My eyes spring open. The last thing I need is Galizia or Riggs scolding me about my nocturnal wandering again. Pulling a deep breath into my lungs, I force myself to sit up and focus on the young servant. He must be new to the castle staff; I’ve never seen him before and his uniform is so firmly starched, it could probably stand up on its own. When our eyes meet, he looks like he’s about to pee his pants.

“No,” I murmur softly. “Don’t call anyone.”

“Yes, Your Majesty,” he bleats, reddening. “I apologize if—”

“There’s no need to apologize. Just go. Leave me be.”Is that truly my voice, so emotionless? So empty?“And, if anyone asks… you never saw me here. Understood?”

“Y-Yes, Your Majesty. I promise. I-I-I won’t tell anyone.”

He lingers, frozen like a deer in headlights. I lift my brows and jerk my chin in the direction of the doorway.

“Go.”

With a start, he gives a shallow bow and practically bolts from the hall. I listen to the patter of his shiny uniform shoes against the stone floors until they fade out of earshot. When silence once again settles over me like a blanket, I lay backward to resume my study of the castle ceiling.

This is the third night in a row I’ve found myself here, gazing upward at the mural. I’m not sure what I’m looking for. Not answers. Perhaps just a momentary distraction from the colorless monotony of my life.

Last week, it was the library — I spent every night walking the rows, skimming my fingers along the spines of books older than most democracies. The week before, it was the armory. Before that, the stables. The hall of royal portraits. The dusty records room.

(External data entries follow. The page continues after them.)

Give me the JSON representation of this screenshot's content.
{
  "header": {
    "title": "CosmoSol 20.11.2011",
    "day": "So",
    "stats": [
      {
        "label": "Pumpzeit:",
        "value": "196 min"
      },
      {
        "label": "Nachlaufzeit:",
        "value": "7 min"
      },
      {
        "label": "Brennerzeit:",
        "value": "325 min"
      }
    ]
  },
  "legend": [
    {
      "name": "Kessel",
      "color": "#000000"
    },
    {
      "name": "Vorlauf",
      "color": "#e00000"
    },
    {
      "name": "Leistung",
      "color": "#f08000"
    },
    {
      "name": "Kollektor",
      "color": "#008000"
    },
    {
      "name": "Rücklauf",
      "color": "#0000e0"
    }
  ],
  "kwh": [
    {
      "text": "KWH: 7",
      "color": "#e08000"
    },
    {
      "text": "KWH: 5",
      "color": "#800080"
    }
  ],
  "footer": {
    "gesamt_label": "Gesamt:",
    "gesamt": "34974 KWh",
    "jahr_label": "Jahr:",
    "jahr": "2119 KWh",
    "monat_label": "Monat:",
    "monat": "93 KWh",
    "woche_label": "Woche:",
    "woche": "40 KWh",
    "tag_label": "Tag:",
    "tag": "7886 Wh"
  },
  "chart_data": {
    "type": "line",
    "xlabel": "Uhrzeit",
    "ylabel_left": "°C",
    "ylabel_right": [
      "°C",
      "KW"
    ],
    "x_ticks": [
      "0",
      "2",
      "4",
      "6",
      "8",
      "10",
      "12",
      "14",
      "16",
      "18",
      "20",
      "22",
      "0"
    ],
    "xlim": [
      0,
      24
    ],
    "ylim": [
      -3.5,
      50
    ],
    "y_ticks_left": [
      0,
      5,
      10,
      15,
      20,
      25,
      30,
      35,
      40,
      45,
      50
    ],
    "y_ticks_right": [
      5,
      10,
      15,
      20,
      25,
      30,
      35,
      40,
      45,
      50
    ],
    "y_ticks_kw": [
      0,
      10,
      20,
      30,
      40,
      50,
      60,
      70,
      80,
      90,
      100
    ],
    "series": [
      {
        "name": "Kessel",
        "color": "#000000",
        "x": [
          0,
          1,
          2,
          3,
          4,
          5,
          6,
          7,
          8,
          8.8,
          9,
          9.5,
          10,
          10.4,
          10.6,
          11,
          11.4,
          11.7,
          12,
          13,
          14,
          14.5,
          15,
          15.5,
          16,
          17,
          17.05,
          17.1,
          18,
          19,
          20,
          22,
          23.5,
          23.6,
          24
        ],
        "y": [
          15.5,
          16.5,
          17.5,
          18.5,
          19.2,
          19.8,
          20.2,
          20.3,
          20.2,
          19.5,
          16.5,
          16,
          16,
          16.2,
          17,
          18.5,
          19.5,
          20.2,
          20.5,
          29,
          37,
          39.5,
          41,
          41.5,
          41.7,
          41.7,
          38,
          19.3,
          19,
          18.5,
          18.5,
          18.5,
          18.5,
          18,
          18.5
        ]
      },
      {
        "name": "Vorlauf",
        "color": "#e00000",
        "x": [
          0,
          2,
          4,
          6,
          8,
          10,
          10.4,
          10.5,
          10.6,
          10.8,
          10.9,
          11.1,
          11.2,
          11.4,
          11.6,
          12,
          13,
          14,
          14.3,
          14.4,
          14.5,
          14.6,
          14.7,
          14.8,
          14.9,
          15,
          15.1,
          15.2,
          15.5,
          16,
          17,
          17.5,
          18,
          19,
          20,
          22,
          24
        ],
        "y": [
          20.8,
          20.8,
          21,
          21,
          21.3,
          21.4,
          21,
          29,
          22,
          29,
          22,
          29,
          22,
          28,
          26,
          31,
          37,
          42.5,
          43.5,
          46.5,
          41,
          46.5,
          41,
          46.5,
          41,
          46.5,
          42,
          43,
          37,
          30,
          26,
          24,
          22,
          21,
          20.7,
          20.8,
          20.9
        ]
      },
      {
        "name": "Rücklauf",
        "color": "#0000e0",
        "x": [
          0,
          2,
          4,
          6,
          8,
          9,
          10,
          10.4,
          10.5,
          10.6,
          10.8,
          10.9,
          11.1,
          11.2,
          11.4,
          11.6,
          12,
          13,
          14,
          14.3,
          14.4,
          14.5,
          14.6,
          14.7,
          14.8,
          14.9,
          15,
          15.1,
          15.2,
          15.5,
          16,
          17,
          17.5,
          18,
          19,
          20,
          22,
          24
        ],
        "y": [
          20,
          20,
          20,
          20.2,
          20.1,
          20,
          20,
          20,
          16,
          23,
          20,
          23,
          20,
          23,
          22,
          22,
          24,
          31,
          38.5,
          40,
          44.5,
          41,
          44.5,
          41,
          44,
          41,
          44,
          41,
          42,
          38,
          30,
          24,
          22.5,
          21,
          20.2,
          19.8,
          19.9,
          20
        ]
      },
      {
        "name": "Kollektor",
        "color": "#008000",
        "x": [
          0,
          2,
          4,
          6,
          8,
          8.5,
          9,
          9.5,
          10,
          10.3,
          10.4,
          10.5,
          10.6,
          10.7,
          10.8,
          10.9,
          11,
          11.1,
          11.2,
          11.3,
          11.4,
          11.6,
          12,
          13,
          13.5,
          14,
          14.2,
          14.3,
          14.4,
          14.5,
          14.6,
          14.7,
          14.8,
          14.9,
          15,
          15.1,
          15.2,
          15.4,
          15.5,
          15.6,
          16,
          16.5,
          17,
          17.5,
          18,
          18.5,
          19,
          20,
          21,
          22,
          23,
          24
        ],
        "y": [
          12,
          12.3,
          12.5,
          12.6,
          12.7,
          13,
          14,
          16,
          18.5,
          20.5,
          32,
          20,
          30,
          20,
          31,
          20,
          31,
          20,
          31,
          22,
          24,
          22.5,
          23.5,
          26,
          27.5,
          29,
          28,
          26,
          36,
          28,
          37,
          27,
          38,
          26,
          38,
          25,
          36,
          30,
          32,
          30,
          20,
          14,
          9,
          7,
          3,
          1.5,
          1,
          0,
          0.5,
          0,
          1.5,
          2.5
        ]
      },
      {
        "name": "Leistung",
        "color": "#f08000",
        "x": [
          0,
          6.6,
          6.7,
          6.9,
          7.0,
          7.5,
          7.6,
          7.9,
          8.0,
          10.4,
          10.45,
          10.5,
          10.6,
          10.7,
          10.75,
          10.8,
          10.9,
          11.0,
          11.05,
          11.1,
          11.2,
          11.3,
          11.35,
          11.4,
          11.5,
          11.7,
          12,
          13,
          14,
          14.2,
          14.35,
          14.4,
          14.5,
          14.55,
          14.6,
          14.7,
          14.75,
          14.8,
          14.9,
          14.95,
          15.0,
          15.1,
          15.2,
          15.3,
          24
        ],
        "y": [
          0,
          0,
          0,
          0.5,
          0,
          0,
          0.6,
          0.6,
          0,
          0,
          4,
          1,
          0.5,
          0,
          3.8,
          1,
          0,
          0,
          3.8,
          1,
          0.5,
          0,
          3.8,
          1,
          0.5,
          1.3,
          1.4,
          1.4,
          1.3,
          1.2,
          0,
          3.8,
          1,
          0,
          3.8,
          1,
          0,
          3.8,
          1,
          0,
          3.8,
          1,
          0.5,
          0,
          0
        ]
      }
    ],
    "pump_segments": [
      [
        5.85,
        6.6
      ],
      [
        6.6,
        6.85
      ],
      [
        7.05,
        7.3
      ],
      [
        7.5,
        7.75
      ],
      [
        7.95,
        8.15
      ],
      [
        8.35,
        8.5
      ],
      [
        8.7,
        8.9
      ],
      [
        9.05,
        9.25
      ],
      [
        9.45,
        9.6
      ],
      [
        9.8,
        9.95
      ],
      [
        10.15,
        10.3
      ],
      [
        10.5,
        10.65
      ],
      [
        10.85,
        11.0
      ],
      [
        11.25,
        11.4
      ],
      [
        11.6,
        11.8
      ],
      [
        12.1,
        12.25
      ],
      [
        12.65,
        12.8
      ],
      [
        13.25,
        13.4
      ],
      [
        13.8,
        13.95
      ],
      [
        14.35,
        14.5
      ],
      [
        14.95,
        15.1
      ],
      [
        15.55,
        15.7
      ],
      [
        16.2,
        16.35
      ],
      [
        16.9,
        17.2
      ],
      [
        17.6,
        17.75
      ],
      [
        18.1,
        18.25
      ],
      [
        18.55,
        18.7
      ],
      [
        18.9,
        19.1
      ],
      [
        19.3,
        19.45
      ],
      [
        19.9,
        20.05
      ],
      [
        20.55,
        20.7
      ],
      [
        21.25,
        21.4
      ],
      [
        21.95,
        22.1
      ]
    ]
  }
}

No rhyme or reason dictates my destination. Any forgotten corner of the castle that no one bothers to visit in the dead of night will suffice. So long as it’s somewhere I won’t be disturbed with those same pesky questions.

Did you eat anything, Your Majesty?

When did you last rest, Your Majesty?

Can I call anyone to help, Your Majesty?

Your Majesty?

Your Majesty?

Your Majesty?

Since the truck attack on Vasgaard Square three months ago, these nightly explorations have become commonplace. Instead of sleeping, I pace around the empty halls while my ever-present contingent of guards and castle staff look on with increasing confusion and concern. No one knows what to say to make me snap out of this zombie-like state I’ve descended into, shellshocked from grief and pain and betrayal. No one knows how to help me.

I’m not sure anyonecanhelp me.

I sent away the only person who ever stood a chance.